Comparison with the software licenses of the USA
The provisions regarding software licensing in India and the USA are quite similar. Both these countries have secured protection by the way of copyright act and contract act ( Uniform commercial code in the USA). As has been talked in the above-mentioned section In India the copyright act, 1957 protects computer programs with the same is the case In the United States, there Section 117 of the Copyright Act gives the proprietor of a specific software the unequivocal right to utilize the software with a PC, regardless of whether utilization of the software with a PC requires the creation of incidental copies or adaptations. Thus, the proprietor of software is lawfully qualified to utilize the software. Subsequently, if the end-client of software is the proprietor of the individual copy, at that point the end-client may lawfully utilize the software without a permit from the software distributor. In like manner, restrictive software licenses endeavour to give software distributors more authority over how their software is utilized by keeping responsibility for a duplicate of software with the software distributor. Thus, Section 117 doesn’t make a difference to the end-client and the software distributor may then constrain the end-client to acknowledge the entirety of the conditions of the permit understanding, a large number of which might be more prohibitive than copyright law alone.
Further as talked about that the Indian courts have time and through has considered software as goods under the provisions of the sale of goods act, the same is the case with the USA as in. the United States, the Uniform Commercial Code (UCC) manages most commercial transactions including the sales of goods.
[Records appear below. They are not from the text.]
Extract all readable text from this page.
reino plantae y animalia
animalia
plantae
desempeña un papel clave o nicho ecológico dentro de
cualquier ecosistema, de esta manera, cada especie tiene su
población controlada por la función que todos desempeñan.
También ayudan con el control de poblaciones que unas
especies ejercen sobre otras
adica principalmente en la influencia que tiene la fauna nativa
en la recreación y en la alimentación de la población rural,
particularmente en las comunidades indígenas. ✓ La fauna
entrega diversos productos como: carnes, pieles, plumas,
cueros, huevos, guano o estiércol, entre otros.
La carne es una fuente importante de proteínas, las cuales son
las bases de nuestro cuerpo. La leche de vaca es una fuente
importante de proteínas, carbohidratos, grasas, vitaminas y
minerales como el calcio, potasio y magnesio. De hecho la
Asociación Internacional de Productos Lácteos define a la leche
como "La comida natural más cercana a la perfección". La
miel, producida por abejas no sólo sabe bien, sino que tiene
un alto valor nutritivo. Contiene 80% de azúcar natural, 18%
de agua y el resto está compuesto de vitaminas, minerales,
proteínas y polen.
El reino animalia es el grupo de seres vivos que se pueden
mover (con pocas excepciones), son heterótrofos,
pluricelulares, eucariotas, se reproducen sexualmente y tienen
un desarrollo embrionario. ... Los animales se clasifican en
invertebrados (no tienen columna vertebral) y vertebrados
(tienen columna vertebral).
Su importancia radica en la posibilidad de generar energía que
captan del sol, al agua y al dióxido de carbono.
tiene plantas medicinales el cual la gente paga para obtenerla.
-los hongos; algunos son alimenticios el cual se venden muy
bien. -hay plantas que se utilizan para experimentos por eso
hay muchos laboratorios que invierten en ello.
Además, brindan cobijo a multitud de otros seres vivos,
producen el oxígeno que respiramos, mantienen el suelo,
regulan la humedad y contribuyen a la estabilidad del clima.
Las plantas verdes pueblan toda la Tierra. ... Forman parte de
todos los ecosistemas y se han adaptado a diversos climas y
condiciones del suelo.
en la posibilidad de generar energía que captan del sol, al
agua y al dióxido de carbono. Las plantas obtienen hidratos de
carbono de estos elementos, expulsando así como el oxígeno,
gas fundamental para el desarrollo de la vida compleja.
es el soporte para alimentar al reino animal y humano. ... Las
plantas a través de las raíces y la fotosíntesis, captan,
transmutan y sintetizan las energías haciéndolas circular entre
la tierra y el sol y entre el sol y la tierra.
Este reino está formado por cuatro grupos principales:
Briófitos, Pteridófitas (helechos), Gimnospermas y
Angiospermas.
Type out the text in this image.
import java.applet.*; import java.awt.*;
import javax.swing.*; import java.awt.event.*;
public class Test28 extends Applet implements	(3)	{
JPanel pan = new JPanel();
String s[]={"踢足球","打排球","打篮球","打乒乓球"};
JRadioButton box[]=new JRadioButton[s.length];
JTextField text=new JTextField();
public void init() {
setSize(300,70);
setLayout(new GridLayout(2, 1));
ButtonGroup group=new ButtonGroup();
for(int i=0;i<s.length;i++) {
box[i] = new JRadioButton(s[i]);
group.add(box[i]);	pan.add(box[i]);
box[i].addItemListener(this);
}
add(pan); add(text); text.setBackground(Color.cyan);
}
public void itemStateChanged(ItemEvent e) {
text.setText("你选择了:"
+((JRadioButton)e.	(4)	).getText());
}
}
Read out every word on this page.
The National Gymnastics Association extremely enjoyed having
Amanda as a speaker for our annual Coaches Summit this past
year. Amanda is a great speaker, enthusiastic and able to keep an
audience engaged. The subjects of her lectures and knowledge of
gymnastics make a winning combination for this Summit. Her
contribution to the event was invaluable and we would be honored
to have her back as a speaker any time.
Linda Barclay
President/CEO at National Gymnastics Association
Retail deals of software have been over and again regarded by courts in the United States to be a typical offer of goods inside the significance of the UCC.
computer software is mainly protectable under the copyright law in India, yet the extent of security of the program, creator’s rights, rights of ‘reasonable use’ especially under license agreements are yet to be characterized by the courts. Trade secret protection for software innovation is comparatively a constrained choice without any law per se characterizing the degree and extent of protection. The Indian judiciary has continuously sought to cope with software piracy’s rising threat. Parliament also needs to make the same commitment to update the current legislation to come up with a viable regulatory framework that will account for digital technology advancements. Because copyright only covers the literary or literal element of software, and patent only covers the mechanical element of software, it can be claimed that a legal law should be established that protects both literal and mechanical elements concurrently.